Si trovarono spesso in prima linea nel trattare la violenza politica. E questo da diversi punti di vista. Dapprima commisero errori di valutazione iniziali, dipingendo le Brigate Rosse come “provocatori” di estrema destra. Quindi, a partire dal 1977, quando furono essi stessi a diventare bersaglio conclamato dei brigatisti, iniziarono a prendere coscienza della reale collocazione politica del gruppo e della sua pericolosità. Da quella data in poi, tuttavia, iniziarono gli errori di segno opposto, dovuti alla sopravvalutazione militare del fenomeno eversivo, all’allarmismo e alla spettacolarizzazione. Quel cliché che ha, poi, finito per contraddistinguere le Brigate Rosse sino ai giorni nostri.

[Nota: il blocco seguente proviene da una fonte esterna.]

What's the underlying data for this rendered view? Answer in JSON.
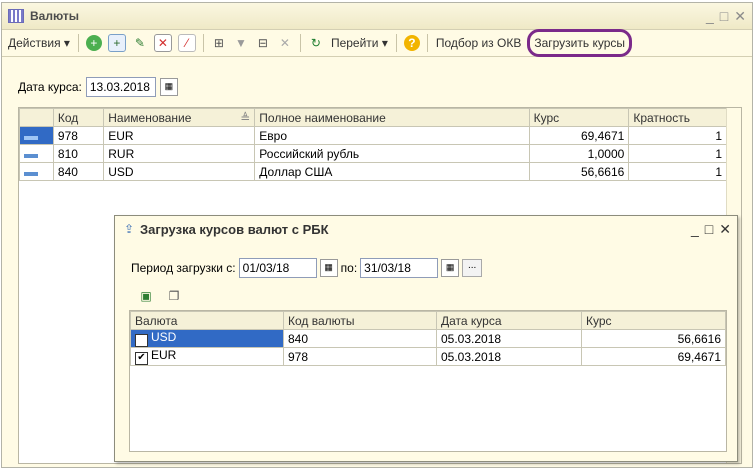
{
  "window": {
    "title": "Валюты"
  },
  "toolbar": {
    "actions_label": "Действия",
    "goto_label": "Перейти",
    "okv_label": "Подбор из ОКВ",
    "load_rates_label": "Загрузить курсы"
  },
  "rate_date": {
    "label": "Дата курса:",
    "value": "13.03.2018"
  },
  "currencies": {
    "columns": [
      "Код",
      "Наименование",
      "Полное наименование",
      "Курс",
      "Кратность"
    ],
    "rows": [
      {
        "code": "978",
        "name": "EUR",
        "full_name": "Евро",
        "rate": "69,4671",
        "multiplicity": "1"
      },
      {
        "code": "810",
        "name": "RUR",
        "full_name": "Российский рубль",
        "rate": "1,0000",
        "multiplicity": "1"
      },
      {
        "code": "840",
        "name": "USD",
        "full_name": "Доллар США",
        "rate": "56,6616",
        "multiplicity": "1"
      }
    ]
  },
  "dialog": {
    "title": "Загрузка курсов валют с РБК",
    "period_label": "Период загрузки с:",
    "date_from": "01/03/18",
    "to_label": "по:",
    "date_to": "31/03/18",
    "dots_label": "...",
    "columns": [
      "Валюта",
      "Код валюты",
      "Дата курса",
      "Курс"
    ],
    "rows": [
      {
        "currency": "USD",
        "code": "840",
        "date": "05.03.2018",
        "rate": "56,6616"
      },
      {
        "currency": "EUR",
        "code": "978",
        "date": "05.03.2018",
        "rate": "69,4671"
      }
    ]
  },
  "colors": {
    "selection": "#316ac5",
    "highlight_ring": "#7b2a8a",
    "window_bg": "#fffbe5"
  }
}
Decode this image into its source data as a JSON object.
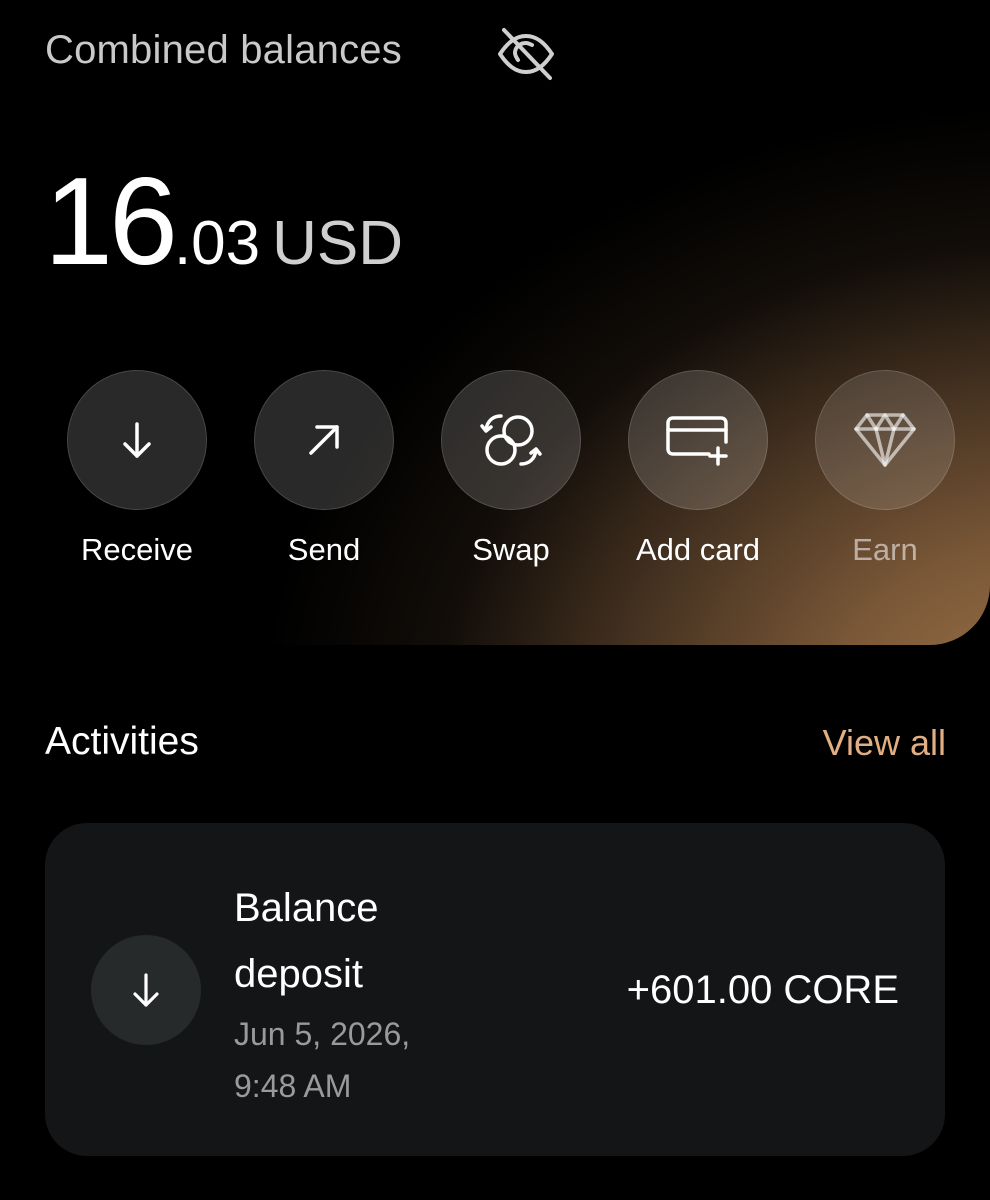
{
  "balance": {
    "title": "Combined balances",
    "visibility_icon": "eye-off-icon",
    "amount_integer": "16",
    "amount_decimal": ".03",
    "currency": "USD"
  },
  "actions": [
    {
      "label": "Receive",
      "icon": "arrow-down-icon"
    },
    {
      "label": "Send",
      "icon": "arrow-up-right-icon"
    },
    {
      "label": "Swap",
      "icon": "swap-icon"
    },
    {
      "label": "Add card",
      "icon": "add-card-icon"
    },
    {
      "label": "Earn",
      "icon": "diamond-icon"
    }
  ],
  "activities": {
    "title": "Activities",
    "view_all": "View all",
    "items": [
      {
        "title": "Balance deposit",
        "date": "Jun 5, 2026, 9:48 AM",
        "amount": "+601.00 CORE",
        "icon": "arrow-down-icon"
      }
    ]
  },
  "colors": {
    "accent": "#e2ae83",
    "card_background": "#131516",
    "hero_gradient": "#a0744a"
  }
}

Perché qualcuno dovrebbe leggere il tuo libro?
Perché credo possa fornire qualche utile strumento d’analisi a tutti coloro che si occupano di informazione. Ma anche a coloro i quali l’informazione non la fanno, ma la subiscono, quotidianamente, senza avere spesso gli strumenti per separare la qualità dall’immondizia.
Quali sono i tuoi autori preferiti?
Da ragazzo ho amato molto Leonardo Sciascia, Edgar Allan Poe e George Orwell. Poi, ben più tardi, ho scoperto Pier Paolo Pasolini, di cui in pochi mesi ho letto e visto quasi tutto. Da qualche tempo mi piace sfogliare i romanzi di alcuni giornalisti come Tiziano Terzani e Ryszard Kapuscinski. E non disdegno i libri di Marco Travaglio. Quanto alla letteratura storica sugli anni di piombo e, più in generale, sugli anni ’70, invece, le mie fonti sono ben più articolate. Da Sergio Zavoli a Giorgio Galli, passando per Donatella Della Porta, Vincenzo Tessandori e Alessandro Silj. E poi Giovanni Bianconi, Daniele Biacchessi e tutta la “nouvelle vague” degli ultimi anni, con Giuliano Boraso, Giorgio Guidelli e Silvia Casilio.
Scrivi molto? E perché lo fai?
Scrivo parecchio e lo faccio, fuor di ogni retorica, per “mangiare”. Il fatto è che collaboro come cronista per un quotidiano locale. Dunque sono “costretto” a scrivere almeno un paio di cartelle al giorno. Credo sia una delle poche cose che mi riesce bene. E che mi piace. Certo, scrivere un libro necessita di un approccio del tutto diverso dalla quotidiana stesura di un articolo. E, forse, si tratta di un modo di scrivere più stimolante.
Dunque, da “addetto ai lavori”, che cosa ne pensi del giornalismo di oggi?
Credo che sia un mestiere in avanzato stato di decadenza. Ma che, in ogni caso, non può morire. I limiti sono diventati strutturali e l’accesso alla professione è ormai sempre più arduo. Oggi come oggi, soprattutto qui in Italia, per un giovane che aneli a diventare redattore si apre la lunga via del precariato. Le collaborazioni, poi, sono pagate quasi ovunque “a cottimo”, ovvero in base ai pezzi scritti, e le tariffe sono ridicole. Va da sé che, con un tale bottino a fine mese, l’esercito dei precari del giornalismo italiano risulti ricattabile, manovrabile, difficilmente libero di svolgere la professione in ossequio alla sovranità del lettore. E proprio per questo motivo il problema del precariato, associato alla professione giornalistica, rischia di diventare deontologico ancor prima che sindacale.
A questo punto, cosa sogni di fare da grande?
Sembrerà strano, ma mi piacerebbe poter fare il giornalista. E, di tanto in tanto, continuare a dilettarmi negli studi storici. Infine, perché no, magari scrivere qualche altro libro.